Step 1: Understanding the Question:
First, find the equation of the plane passing through the three given points, then calculate the distance from the point to this plane.
Step 3: Detailed Explanation:
1. Points: \( A(2, 1, 0), B(3, -2, 4), C(1, -3, 3) \).
Normal vector \( \vec{n} = \vec{AB} \times \vec{AC} \):
\( \vec{AB} = (3-2, -2-1, 4-0) = (1, -3, 4) \)
\( \vec{AC} = (1-2, -3-1, 3-0) = (-1, -4, 3) \)

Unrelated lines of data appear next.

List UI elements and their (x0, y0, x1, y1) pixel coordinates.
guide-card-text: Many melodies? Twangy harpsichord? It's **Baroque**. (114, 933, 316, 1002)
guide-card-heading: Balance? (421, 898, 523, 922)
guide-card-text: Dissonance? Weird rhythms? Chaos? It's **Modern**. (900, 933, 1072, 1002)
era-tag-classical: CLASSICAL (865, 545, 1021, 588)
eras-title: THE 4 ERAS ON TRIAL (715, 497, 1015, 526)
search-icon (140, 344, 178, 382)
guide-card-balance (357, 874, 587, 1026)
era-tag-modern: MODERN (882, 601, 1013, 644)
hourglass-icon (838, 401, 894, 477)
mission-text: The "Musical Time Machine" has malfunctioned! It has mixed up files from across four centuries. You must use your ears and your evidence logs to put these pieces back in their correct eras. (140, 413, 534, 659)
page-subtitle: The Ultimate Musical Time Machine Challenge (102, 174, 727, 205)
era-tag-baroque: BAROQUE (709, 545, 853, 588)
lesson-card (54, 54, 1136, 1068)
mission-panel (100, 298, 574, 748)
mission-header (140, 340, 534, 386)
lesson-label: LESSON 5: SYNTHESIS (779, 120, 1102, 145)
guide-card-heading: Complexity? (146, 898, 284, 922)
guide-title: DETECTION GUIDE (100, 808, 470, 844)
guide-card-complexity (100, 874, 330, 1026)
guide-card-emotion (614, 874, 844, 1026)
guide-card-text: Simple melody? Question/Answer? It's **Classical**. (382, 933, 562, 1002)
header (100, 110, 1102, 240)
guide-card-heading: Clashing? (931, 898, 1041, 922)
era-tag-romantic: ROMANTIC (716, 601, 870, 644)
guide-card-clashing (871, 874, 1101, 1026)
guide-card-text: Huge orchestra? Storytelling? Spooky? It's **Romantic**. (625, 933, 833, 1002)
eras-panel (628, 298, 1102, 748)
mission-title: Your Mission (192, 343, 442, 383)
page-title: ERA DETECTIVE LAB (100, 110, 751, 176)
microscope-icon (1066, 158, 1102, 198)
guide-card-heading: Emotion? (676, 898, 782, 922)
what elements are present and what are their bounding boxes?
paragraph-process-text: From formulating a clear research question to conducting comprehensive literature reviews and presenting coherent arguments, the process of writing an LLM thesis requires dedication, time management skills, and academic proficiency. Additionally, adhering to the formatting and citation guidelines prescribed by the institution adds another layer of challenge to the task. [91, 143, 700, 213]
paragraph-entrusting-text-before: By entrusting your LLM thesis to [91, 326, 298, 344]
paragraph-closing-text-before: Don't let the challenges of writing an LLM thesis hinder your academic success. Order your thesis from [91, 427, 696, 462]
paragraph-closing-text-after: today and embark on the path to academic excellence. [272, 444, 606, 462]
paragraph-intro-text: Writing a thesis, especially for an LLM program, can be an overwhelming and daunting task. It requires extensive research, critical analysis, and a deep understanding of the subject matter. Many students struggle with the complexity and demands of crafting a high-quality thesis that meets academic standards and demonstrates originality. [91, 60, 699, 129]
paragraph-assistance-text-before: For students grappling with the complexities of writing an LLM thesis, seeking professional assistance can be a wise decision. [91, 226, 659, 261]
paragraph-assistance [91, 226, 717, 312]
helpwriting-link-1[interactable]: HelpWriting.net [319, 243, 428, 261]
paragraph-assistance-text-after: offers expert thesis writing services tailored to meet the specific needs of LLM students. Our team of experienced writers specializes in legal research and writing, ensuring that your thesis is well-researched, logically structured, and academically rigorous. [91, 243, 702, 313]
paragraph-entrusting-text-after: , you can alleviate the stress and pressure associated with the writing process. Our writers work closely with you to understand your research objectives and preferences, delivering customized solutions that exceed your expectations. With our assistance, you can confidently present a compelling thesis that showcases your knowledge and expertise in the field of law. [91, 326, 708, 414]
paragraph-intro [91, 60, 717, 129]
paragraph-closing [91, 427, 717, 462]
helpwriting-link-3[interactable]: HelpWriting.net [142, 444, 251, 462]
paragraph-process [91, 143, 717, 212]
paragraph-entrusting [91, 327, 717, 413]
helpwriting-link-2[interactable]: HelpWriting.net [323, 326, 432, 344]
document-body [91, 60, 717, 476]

\[ \vec{n} = \begin{vmatrix} \hat{i} & \hat{j} & \hat{k}
1 & -3 & 4
-1 & -4 & 3 \end{vmatrix} = \hat{i}(-9+16) - \hat{j}(3+4) + \hat{k}(-4-3) = 7\hat{i} - 7\hat{j} - 7\hat{k} \]
Direction ratios of normal: \( (1, -1, -1) \).
2. Plane equation: \( 1(x-2) - 1(y-1) - 1(z-0) = 0 \implies x - y - z - 1 = 0 \).
3. Distance from \( (5, 3, -1) \):
\[ d = \frac{|5 - 3 - (-1) - 1|}{\sqrt{1^2 + (-1)^2 + (-1)^2}} = \frac{|5 - 3 + 1 - 1|}{\sqrt{3}} = \frac{2}{\sqrt{3}} \text{ units} \]
Step 4: Final Answer:
The distance is \( \frac{2}{\sqrt{3}} \) units.